In fact, mislabeled seafood was documented in every step of the seafood supply chain, from original landing of the fish and processing to wholesale purchasing and restaurant and grocery sales, according to a news release about the findings. Studies released in the US since 2014 found the average rate of fraud was 28 percent and more than half of the substituted fish could pose health risks to consumers.

Another striking example highlighted in the study noted that in Brazil, 55 percent of "shark" samples were actually largetooth sawfish, which are considered to be critically endangered by the IUCN and trading of the fish is prohibited in Brazil. "It's clear that seafood fraud respects no borders", Oceana senior campaign director Beth Lowell said in a statement.

The species most commonly substituted for other products were hake, escolar and Asian catfish - which was substituted for 18 different kinds of more expensive fish.

In 2015, Santa Monica restaurant and two sushi chefs were charged for selling whale meat, including meat from the endangered sei whale.
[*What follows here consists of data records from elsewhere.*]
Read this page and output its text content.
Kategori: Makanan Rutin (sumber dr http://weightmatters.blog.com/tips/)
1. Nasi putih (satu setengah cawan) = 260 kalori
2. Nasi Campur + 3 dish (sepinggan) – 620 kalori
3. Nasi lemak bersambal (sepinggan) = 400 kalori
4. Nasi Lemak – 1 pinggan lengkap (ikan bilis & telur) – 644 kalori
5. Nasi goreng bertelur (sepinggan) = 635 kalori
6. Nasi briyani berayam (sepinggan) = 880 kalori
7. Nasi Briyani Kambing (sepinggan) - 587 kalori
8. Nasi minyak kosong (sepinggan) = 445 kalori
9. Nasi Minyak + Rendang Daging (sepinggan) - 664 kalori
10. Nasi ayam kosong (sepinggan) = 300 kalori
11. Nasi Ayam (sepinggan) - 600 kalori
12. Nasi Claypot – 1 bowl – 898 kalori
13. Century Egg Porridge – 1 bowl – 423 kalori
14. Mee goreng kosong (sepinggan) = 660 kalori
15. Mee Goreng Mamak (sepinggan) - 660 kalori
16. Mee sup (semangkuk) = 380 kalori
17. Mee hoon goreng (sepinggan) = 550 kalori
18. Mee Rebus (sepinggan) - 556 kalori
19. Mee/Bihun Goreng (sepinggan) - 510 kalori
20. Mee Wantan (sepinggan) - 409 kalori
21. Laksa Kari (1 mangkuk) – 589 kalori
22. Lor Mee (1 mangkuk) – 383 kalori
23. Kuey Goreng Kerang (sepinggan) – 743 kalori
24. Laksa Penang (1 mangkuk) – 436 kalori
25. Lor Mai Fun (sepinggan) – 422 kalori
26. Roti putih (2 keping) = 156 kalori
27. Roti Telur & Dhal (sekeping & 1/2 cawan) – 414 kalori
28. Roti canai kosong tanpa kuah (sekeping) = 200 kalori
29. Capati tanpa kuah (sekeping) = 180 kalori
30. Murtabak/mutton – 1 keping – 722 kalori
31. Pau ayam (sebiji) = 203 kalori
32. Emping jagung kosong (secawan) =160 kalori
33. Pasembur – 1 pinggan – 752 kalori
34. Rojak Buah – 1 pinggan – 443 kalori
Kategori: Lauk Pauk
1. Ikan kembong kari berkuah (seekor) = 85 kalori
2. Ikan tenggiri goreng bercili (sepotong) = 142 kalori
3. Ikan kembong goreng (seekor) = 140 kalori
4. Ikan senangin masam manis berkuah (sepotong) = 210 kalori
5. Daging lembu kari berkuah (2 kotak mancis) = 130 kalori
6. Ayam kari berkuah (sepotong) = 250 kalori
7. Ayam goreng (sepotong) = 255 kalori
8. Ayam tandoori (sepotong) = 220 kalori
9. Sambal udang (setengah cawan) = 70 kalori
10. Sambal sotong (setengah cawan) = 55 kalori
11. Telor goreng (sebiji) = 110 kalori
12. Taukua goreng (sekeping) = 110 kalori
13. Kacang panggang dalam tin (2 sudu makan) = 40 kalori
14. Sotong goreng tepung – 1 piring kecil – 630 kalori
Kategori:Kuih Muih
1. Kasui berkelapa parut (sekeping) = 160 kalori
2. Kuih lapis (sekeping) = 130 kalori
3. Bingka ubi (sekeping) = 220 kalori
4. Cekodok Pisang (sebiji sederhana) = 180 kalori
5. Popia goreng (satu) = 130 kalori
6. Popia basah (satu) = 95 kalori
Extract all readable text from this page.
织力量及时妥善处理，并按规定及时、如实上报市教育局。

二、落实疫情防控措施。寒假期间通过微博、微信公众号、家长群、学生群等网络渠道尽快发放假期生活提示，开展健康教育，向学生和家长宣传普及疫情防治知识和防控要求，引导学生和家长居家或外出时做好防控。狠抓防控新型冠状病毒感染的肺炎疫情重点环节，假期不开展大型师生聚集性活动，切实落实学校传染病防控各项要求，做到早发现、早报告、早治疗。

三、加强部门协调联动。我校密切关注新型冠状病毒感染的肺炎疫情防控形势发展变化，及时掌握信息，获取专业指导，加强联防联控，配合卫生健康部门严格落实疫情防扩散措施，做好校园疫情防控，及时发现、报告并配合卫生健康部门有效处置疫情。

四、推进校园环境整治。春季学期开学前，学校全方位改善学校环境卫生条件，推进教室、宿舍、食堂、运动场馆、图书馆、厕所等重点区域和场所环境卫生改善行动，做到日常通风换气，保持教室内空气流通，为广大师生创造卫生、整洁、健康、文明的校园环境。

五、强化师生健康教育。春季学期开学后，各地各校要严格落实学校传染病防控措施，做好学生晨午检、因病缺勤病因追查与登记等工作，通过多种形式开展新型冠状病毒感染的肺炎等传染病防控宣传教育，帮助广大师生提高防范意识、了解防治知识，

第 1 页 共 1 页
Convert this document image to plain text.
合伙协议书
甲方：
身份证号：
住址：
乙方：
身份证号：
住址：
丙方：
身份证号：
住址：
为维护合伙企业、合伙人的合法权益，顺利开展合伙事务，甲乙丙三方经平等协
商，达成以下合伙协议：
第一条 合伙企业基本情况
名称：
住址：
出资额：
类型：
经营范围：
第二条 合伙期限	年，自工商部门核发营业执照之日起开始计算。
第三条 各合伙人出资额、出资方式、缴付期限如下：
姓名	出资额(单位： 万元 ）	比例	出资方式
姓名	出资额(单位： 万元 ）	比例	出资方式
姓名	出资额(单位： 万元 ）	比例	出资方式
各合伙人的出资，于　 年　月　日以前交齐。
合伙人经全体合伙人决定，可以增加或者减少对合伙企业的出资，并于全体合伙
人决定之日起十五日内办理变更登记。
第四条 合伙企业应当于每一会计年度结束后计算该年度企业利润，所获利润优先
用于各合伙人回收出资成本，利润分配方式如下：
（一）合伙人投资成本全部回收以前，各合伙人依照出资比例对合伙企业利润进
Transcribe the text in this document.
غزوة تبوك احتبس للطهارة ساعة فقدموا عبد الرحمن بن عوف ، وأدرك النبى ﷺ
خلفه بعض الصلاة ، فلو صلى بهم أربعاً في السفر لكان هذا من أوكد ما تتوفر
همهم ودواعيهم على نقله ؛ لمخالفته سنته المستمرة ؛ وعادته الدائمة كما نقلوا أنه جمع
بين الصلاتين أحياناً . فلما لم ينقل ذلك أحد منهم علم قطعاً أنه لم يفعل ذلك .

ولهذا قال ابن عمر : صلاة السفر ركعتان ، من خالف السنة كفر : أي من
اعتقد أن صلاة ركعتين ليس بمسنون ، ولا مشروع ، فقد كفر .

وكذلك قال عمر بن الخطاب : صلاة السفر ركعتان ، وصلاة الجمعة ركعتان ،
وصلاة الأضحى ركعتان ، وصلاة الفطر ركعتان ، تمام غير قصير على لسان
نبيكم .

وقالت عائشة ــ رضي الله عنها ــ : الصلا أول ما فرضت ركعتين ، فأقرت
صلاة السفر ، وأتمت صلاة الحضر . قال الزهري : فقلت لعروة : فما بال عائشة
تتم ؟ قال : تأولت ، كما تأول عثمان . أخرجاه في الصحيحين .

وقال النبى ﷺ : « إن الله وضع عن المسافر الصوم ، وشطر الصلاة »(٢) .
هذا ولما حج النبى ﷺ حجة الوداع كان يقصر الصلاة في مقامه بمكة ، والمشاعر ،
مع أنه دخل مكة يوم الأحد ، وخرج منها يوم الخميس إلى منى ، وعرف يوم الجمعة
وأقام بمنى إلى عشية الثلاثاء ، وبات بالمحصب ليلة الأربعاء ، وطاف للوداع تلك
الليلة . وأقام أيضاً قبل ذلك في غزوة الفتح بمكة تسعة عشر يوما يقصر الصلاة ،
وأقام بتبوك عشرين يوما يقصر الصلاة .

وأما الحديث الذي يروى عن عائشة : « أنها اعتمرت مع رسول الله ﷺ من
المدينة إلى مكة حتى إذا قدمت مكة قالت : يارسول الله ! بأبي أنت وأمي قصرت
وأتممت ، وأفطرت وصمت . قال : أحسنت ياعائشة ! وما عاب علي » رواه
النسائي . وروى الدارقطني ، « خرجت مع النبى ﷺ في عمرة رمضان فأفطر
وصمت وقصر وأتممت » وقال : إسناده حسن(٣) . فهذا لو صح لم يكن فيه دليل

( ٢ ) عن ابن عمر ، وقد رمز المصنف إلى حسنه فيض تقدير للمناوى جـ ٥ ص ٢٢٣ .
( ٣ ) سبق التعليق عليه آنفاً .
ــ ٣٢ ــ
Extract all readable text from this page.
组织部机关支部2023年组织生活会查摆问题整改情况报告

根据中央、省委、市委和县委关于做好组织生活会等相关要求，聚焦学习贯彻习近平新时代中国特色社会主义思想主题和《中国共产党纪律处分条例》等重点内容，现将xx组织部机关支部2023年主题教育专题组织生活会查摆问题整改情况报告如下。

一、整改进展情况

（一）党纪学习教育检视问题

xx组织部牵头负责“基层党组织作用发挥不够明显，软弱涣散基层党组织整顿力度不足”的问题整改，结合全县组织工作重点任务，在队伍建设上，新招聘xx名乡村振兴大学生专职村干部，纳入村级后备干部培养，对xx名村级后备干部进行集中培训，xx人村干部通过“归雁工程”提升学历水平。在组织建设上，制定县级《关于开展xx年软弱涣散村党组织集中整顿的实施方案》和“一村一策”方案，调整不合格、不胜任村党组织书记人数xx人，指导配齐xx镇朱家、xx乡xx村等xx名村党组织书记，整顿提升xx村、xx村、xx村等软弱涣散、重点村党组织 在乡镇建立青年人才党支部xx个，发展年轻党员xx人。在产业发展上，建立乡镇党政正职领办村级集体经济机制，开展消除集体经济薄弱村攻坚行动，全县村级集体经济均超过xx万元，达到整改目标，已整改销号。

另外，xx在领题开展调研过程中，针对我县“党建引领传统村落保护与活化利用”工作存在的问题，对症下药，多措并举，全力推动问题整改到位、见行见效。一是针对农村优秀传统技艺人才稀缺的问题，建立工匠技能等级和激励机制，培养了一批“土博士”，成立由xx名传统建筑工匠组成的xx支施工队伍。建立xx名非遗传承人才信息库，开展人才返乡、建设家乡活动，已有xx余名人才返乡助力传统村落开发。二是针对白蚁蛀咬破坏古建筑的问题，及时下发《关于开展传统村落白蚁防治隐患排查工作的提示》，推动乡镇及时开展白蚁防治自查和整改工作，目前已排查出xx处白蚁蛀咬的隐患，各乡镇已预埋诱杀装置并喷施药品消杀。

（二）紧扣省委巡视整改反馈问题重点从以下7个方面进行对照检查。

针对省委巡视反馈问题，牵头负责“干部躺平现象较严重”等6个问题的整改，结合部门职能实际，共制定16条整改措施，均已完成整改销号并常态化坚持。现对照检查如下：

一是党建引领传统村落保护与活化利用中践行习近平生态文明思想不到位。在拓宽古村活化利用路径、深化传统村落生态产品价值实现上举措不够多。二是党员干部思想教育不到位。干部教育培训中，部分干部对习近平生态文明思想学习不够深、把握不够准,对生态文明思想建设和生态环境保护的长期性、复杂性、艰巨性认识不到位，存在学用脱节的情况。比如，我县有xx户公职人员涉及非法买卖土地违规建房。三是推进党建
In a NY grocery store they found blueline tilefish, which is on the Food and Drug Administration's "Do Not Eat" list because of its high mercury, sold as "Alaskan halibut" and "red snapper". Almost half of the fish being sold as grouper were species that are considered threatened by the International Union for Conservation of Nature.

Oceana's report comes as conservationists gather in Washington D.C. for the Our Ocean Conference and after a presidential task force on fish fraud proposed a rule that would require more transparency for 13 "at-risk" types of seafood.

Domestically harvested seafood already faces state and federal reporting requirements.

As if more fish fraud wasn't enough, another report from the Associated Press finds major labor abuses in the American fishing industry.

Oceana says the proposed higher scrutiny of imported seafood is a good start.

Seafood mislabeling continues to be a significant issue throughout the world, according to an extensive analysis by the ocean conservation group, Oceana.

The report comes ahead of a conference this month organized by USA secretary of state John Kerry to discuss sustainable fishing, along wit h other ocean-related problems and policies. He added that the best fix for seafood fraud is more enforcement of the law rather than more bureaucratic regulations. In Italy, more than 80 percent of the 200 samples of grouper tested were mislabeled. Instead, Oceana says, the rule should cover all species.

"This report reveals that it's a global problem", she said, "and it's not going to go away on its own".